Let $R$ be a ring and ruppose $F$ is a set of all functions from $S$ to $R$. Then, every element $u\in S$ can be viewed as a function from $S$ to $R$: $$u(t)=\begin{cases} 1 \hbox{ if } t=u\\ 0 \hbox{ if } t\neq u \end{cases}$$ So $S$ is a subset of $F$.
Note that $F$ is an abelian group with $$[f+g](t):=f(t)+g(t)$$ for all $f,g\in F$, and $t\in S$.
I'm trying to prove that $F$ is a right $R$-module with scaling operation $$[f\cdot r](t):=f(t)r$$ for all $f\in F$, $r\in R$ and $t\in S$, but I'm having trouble how to show this.
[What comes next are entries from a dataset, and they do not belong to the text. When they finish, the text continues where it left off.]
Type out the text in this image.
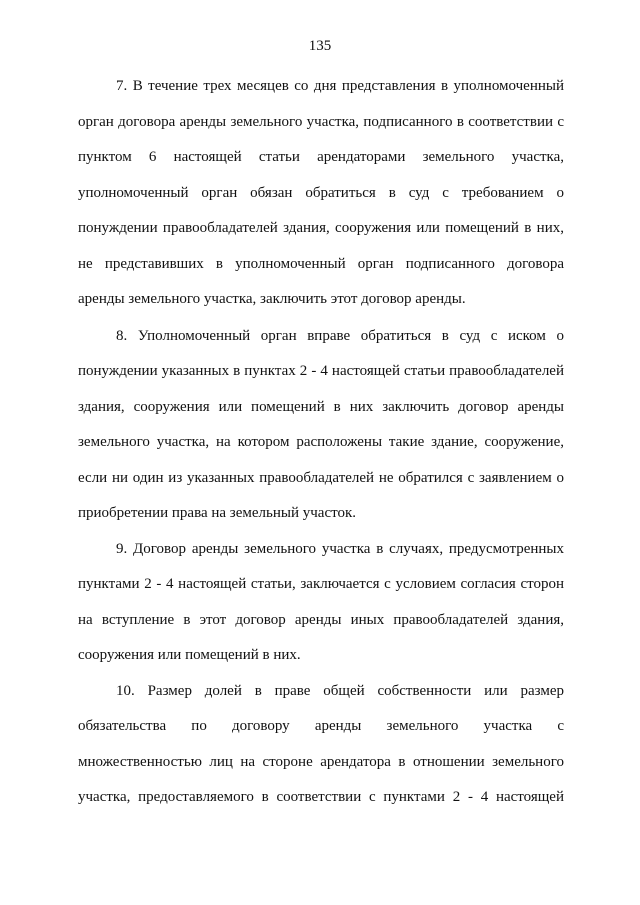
135

7. В течение трех месяцев со дня представления в уполномоченный
орган договора аренды земельного участка, подписанного в соответствии с
пунктом 6 настоящей статьи арендаторами земельного участка,
уполномоченный орган обязан обратиться в суд с требованием о
понуждении правообладателей здания, сооружения или помещений в них,
не представивших в уполномоченный орган подписанного договора
аренды земельного участка, заключить этот договор аренды.

8. Уполномоченный орган вправе обратиться в суд с иском о
понуждении указанных в пунктах 2 - 4 настоящей статьи правообладателей
здания, сооружения или помещений в них заключить договор аренды
земельного участка, на котором расположены такие здание, сооружение,
если ни один из указанных правообладателей не обратился с заявлением о
приобретении права на земельный участок.

9. Договор аренды земельного участка в случаях, предусмотренных
пунктами 2 - 4 настоящей статьи, заключается с условием согласия сторон
на вступление в этот договор аренды иных правообладателей здания,
сооружения или помещений в них.

10. Размер долей в праве общей собственности или размер
обязательства по договору аренды земельного участка с
множественностью лиц на стороне арендатора в отношении земельного
участка, предоставляемого в соответствии с пунктами 2 - 4 настоящей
To show the required claim we have to check that for any $f,g\in F$, $r,s\in R$, and $t\in S$ we have
1)) $[(f+g)\cdot r](t)=([f\cdot r]+ [g\cdot r])(t)$
2)) $[f\cdot (r+s)](t)=([f\cdot r]+ [f\cdot s])(t)$.
For (1) we have
$[(f+g)\cdot r](t)=([f+g](t))r=(f(t)+g(t))r=f(t)r+g(t)r=[f\cdot r](t)+[g\cdot r](t)=([f\cdot r]+ [g\cdot r])(t)$
For (2) we have
$[f\cdot (r+s)](t)=f(t)(r+s)=f(t)r+f(t)s=[f\cdot r](t)+ [f\cdot s](t)=([f\cdot r]+ [f\cdot s])(t)$.